A&L Goodbody apologises to staff over fake Covid case email

Email erroneously warning of close contact to a positive case was designed to test security awareness

A top Dublin law firm has apologised for sending out a fake email to some of its staff, warning them wrongly that they had come into contact with someone who tested positive for Covid-19.

The apology from A&L Goodbody, one of the largest business law companies in the State, came after it sent an email with apparent bad news about coronavirus purportedly from the Health Service Executive.

The email was supposed to test against illegal phishing, where people are tricked into providing information online that could be used to steal from them.

But it left recipients in a state of distress, at a time of anxiety about high rates of Covid-19 infection in the community.


“It is essential that you self-isolate for 14 days, and arrange a test at your local testing centre as soon as possible,” said the email, which was sent on Wednesday to groups of staff in the firm and was purportedly from “HSE contact and trace”.

The recipients were advised to upload on a website the “names, addresses, telephone numbers and email addresses of everyone you have been in contact with”, all part of an apparent effort to keep “friends, family and co-workers as safe as possible”.
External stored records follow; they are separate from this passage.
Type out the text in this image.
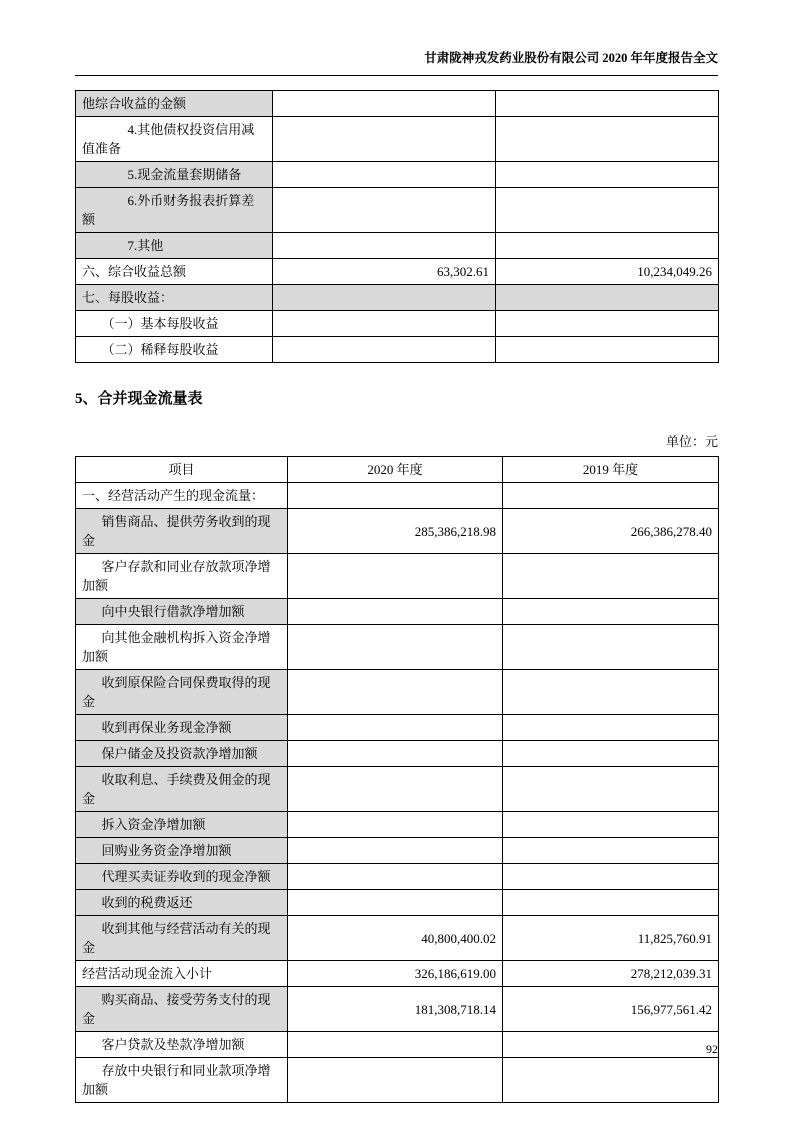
甘肃陇神戎发药业股份有限公司 2020 年年度报告全文
他综合收益的金额		
4.其他债权投资信用减值准备		
5.现金流量套期储备		
6.外币财务报表折算差额		
7.其他		
六、综合收益总额	63,302.61	10,234,049.26
七、每股收益：		
（一）基本每股收益		
（二）稀释每股收益		
5、合并现金流量表
单位：元
项目	2020 年度	2019 年度
一、经营活动产生的现金流量：		
销售商品、提供劳务收到的现金	285,386,218.98	266,386,278.40
客户存款和同业存放款项净增加额		
向中央银行借款净增加额		
向其他金融机构拆入资金净增加额		
收到原保险合同保费取得的现金		
收到再保业务现金净额		
保户储金及投资款净增加额		
收取利息、手续费及佣金的现金		
拆入资金净增加额		
回购业务资金净增加额		
代理买卖证券收到的现金净额		
收到的税费返还		
收到其他与经营活动有关的现金	40,800,400.02	11,825,760.91
经营活动现金流入小计	326,186,619.00	278,212,039.31
购买商品、接受劳务支付的现金	181,308,718.14	156,977,561.42
客户贷款及垫款净增加额		
存放中央银行和同业款项净增加额		
92
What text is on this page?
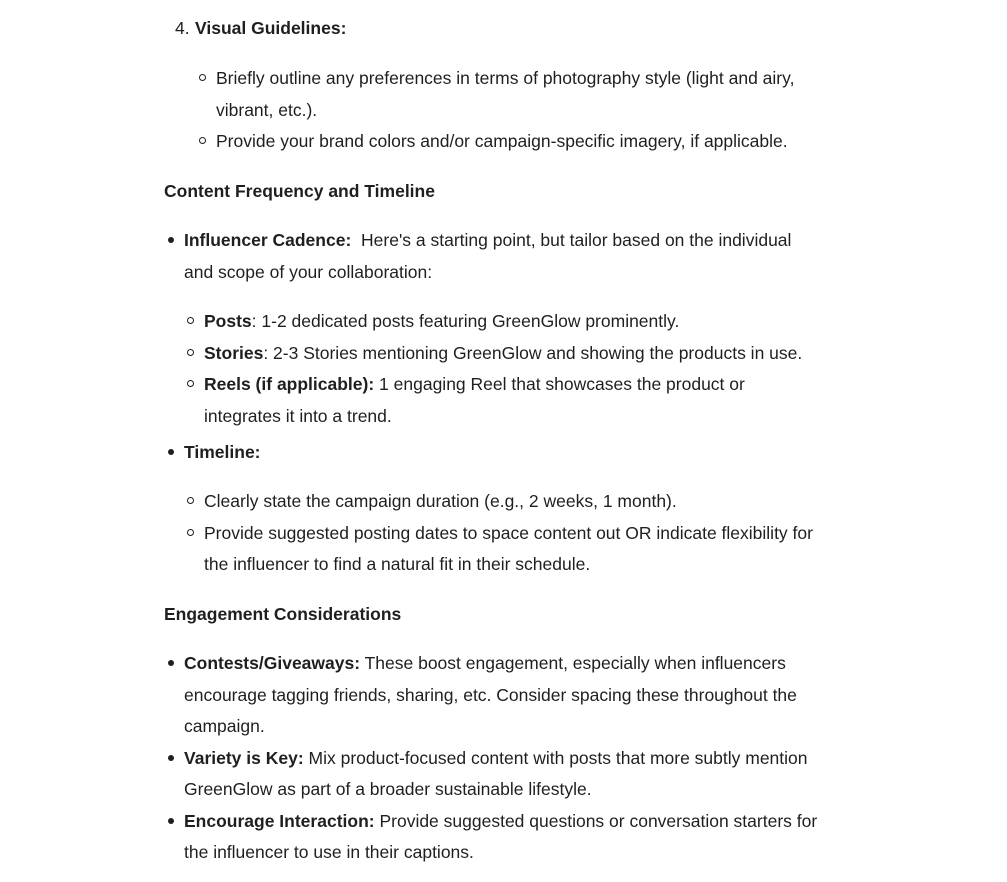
4. Visual Guidelines:
Briefly outline any preferences in terms of photography style (light and airy,
vibrant, etc.).
Provide your brand colors and/or campaign-specific imagery, if applicable.
Content Frequency and Timeline
Influencer Cadence: Here's a starting point, but tailor based on the individual
and scope of your collaboration:
Posts: 1-2 dedicated posts featuring GreenGlow prominently.
Stories: 2-3 Stories mentioning GreenGlow and showing the products in use.
Reels (if applicable): 1 engaging Reel that showcases the product or
integrates it into a trend.
Timeline:
Clearly state the campaign duration (e.g., 2 weeks, 1 month).
Provide suggested posting dates to space content out OR indicate flexibility for
the influencer to find a natural fit in their schedule.
Engagement Considerations
Contests/Giveaways: These boost engagement, especially when influencers
encourage tagging friends, sharing, etc. Consider spacing these throughout the
campaign.
Variety is Key: Mix product-focused content with posts that more subtly mention
GreenGlow as part of a broader sustainable lifestyle.
Encourage Interaction: Provide suggested questions or conversation starters for
the influencer to use in their captions.
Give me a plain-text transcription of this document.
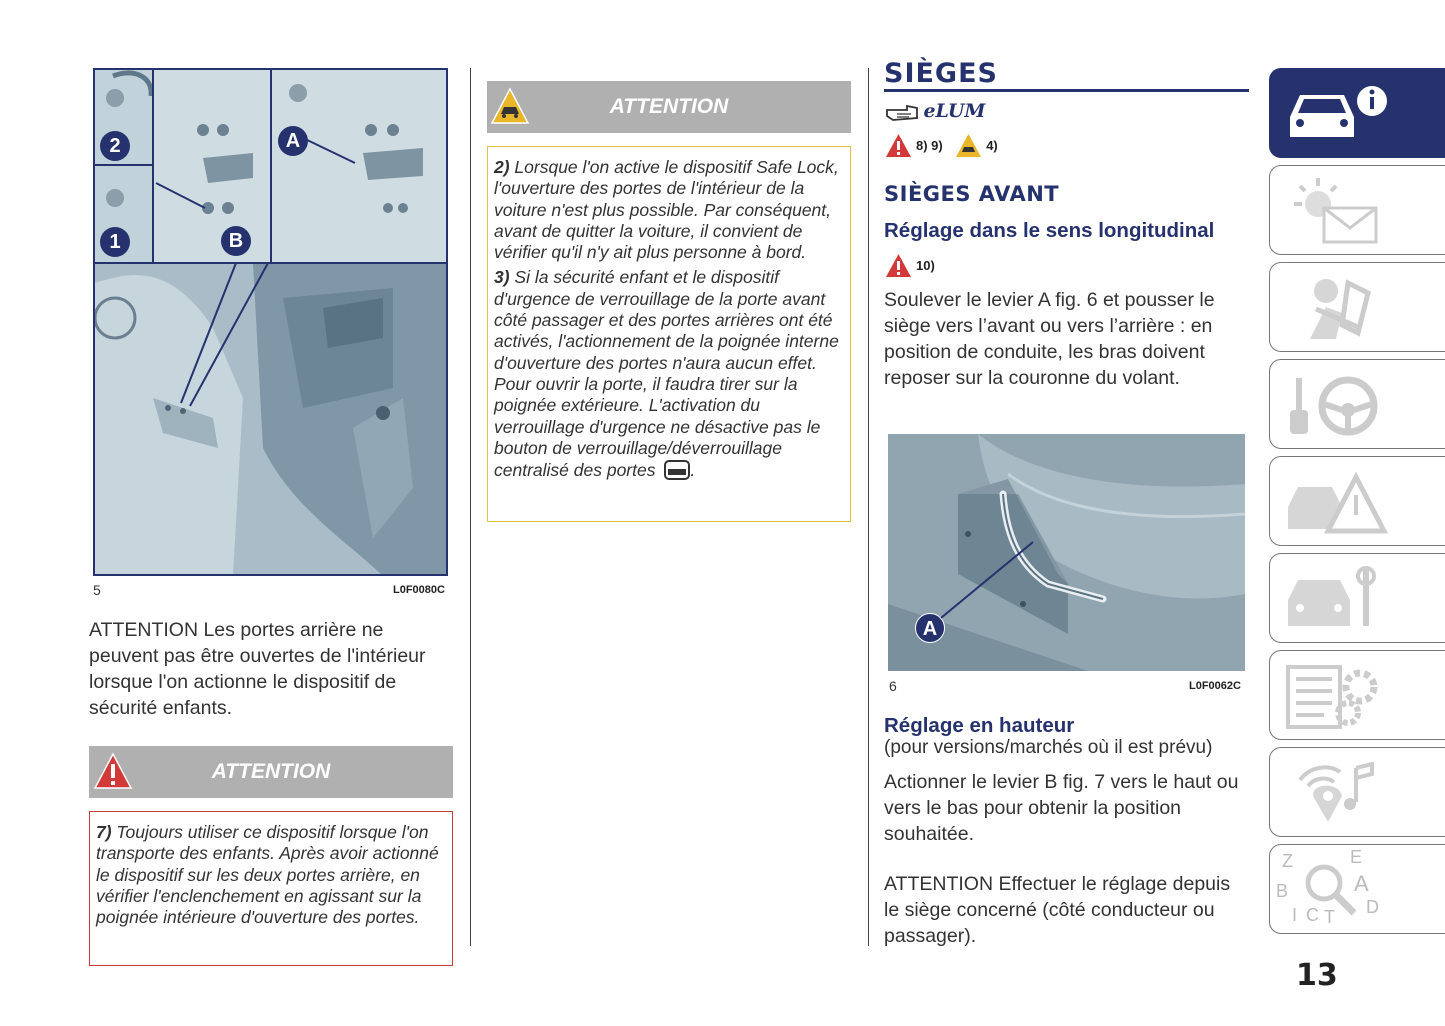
2
1
A
B
5	L0F0080C
ATTENTION Les portes arrière ne peuvent pas être ouvertes de l'intérieur lorsque l'on actionne le dispositif de sécurité enfants.
ATTENTION
7) Toujours utiliser ce dispositif lorsque l'on transporte des enfants. Après avoir actionné le dispositif sur les deux portes arrière, en vérifier l'enclenchement en agissant sur la poignée intérieure d'ouverture des portes.
ATTENTION
2) Lorsque l'on active le dispositif Safe Lock, l'ouverture des portes de l'intérieur de la voiture n'est plus possible. Par conséquent, avant de quitter la voiture, il convient de vérifier qu'il n'y ait plus personne à bord.
3) Si la sécurité enfant et le dispositif d'urgence de verrouillage de la porte avant côté passager et des portes arrières ont été activés, l'actionnement de la poignée interne d'ouverture des portes n'aura aucun effet. Pour ouvrir la porte, il faudra tirer sur la poignée extérieure. L'activation du verrouillage d'urgence ne désactive pas le bouton de verrouillage/déverrouillage centralisé des portes .
SIÈGES
eLUM
8) 9)	4)
SIÈGES AVANT
Réglage dans le sens longitudinal
10)
Soulever le levier A fig. 6 et pousser le siège vers l’avant ou vers l’arrière : en position de conduite, les bras doivent reposer sur la couronne du volant.
A
6	L0F0062C
Réglage en hauteur
(pour versions/marchés où il est prévu)
Actionner le levier B fig. 7 vers le haut ou vers le bas pour obtenir la position souhaitée.
ATTENTION Effectuer le réglage depuis le siège concerné (côté conducteur ou passager).
Z	E
B	A
I C T D
13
The email added: “This information is vital in helping us all to avoid a further lockdown in your area.”

As word spread in the firm about the supposed close contacts, A&L Goodbody realised it had a problem of its own making.

General counsel Liam Kennedy sent an email hours later to all 800 staff at the firm admitting the email was a fake, saying it was sent out as part of an information security awareness programme.

“It was a clear error of judgement to have used Covid as a way of carrying out a phishing and [we] realise it will have caused unnecessary distress and concern,” he said.

A spokesman for A&L Goodbody, legal adviser to many large Irish and international companies, acknowledged the blunder on Thursday, saying it should not have happened. “We apologise sincerely to the select number of people who received Wednesday’s test phishing email,” he said.

“It does not reflect all that we have done to support the health and wellbeing of everyone in the firm during this pandemic - which continues to be of paramount importance to us. We have already taken steps to ensure something like this does not happen again.”